1. In an inconspicuous corner of my living room, you will notice a small, silver clad, Orthodox icon of the Virgin Mary holding Baby Jesus. If you detach the silver cladding, you will see that the wooden body of the icon, on which Mary and Jesus are painted, is neatly broken in two halves, as if by an invisible but firm hand. Once upon a time, the icon used to hang above my grandmother’s bed. When she gave birth to my mother — or rather, exactly as my mother exited Granny’s tormented body — the icon broke in two. Was it God? Was it Fate? Was it Mother Universe? Was it the second law of thermodynamics?

Predictably, the cracked icon became a metaphor for Mum’s dramatic life, which included many breakages: divorce, widowhood and exile.

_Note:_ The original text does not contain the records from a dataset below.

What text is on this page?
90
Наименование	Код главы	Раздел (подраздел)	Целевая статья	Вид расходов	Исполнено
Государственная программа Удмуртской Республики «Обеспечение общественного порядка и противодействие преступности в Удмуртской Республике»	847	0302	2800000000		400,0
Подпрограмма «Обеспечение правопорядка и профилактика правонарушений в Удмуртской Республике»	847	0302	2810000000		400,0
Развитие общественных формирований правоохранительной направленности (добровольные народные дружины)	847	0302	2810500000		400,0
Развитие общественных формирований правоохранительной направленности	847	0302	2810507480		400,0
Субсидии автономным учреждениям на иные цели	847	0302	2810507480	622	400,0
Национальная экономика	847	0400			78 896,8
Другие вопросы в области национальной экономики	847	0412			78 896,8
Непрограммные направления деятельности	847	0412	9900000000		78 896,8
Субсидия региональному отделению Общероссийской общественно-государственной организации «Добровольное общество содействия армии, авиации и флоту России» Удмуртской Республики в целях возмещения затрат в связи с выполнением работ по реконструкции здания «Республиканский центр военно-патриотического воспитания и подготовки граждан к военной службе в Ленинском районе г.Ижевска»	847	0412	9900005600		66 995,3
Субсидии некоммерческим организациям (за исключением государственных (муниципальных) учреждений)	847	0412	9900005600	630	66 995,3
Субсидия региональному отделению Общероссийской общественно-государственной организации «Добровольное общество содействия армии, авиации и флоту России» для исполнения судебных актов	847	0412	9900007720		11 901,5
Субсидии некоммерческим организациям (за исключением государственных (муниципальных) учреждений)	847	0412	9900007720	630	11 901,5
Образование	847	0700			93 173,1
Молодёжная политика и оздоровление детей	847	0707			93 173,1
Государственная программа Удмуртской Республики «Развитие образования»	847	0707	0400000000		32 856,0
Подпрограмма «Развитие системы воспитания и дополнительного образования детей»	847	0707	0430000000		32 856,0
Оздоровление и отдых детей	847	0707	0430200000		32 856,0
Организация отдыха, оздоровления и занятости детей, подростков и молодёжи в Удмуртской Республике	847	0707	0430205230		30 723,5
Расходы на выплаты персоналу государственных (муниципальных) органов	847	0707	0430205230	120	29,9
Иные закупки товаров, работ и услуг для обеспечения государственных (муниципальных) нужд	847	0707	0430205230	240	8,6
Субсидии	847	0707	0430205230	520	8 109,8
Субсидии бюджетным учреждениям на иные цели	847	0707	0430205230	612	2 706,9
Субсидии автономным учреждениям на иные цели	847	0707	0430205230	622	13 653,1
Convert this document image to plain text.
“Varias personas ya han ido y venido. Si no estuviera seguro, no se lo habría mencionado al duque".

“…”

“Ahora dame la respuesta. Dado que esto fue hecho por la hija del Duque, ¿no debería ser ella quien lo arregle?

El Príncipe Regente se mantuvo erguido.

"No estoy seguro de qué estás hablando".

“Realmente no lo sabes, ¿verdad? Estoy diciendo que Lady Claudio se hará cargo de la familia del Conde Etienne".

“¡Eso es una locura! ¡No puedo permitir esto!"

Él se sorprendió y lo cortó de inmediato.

The lesson I learnt from this coincidence was that the simple, mundane, physical occurrences of life can be more dangerously metaphorical than any fiction, movie or soap opera.

2. Apart from the sentimental songs with lyrics by obscure romantic poets that Granny used to sing to herself in her frequent moments of nostalgia, my first memorable introduction to poetry was in first grade, at the Clementza primary school in Bucharest, in the form of an unforgettably tense poem describing little Nelu’s adventure of breaking a cup. Faced with the dilemma of lying or telling the truth, little Nelu battles his demons and his visible tears, and bravely confesses his guilt to Mummy, who praises his courage and forgives him. Had he not broken that cup, Nelu would not have been faced with a symbolic choice and his subsequent promotion from the ranks of tearful little boys to the golden squad of exemplary heroes. The poem still haunts me, despite my sustained effort to forget its silly lines. Or maybe it’s the very silliness of the lines that have become endearing, with the cracks of time:

Lacrimi mici răsar sub geană
Ce-ai făcut? Am spart o cană!
(Under his eyelid, small tears well up
What have you done? I broke a cup!)

3. Shortly after we broke into the third millennium, I found myself in Barcelona. In his marvellous book about this city, Robert Hughes had written about the cultural significance of the central cemetery, which reproduced, at a smaller scale, the lavish modernista architecture where the departed members of the high bourgeoisie had lived and frolicked. From the Rambla, I took the ill-famed 38 bus to the cemetery. On the bus, there was an armed guard to protect the improbable traveller from drug dealers, pimps, prostitutes, pickpockets and other underworld regulars that had turned the 38 bus and the cemetery end-of-line bus stop into their busy headquarters.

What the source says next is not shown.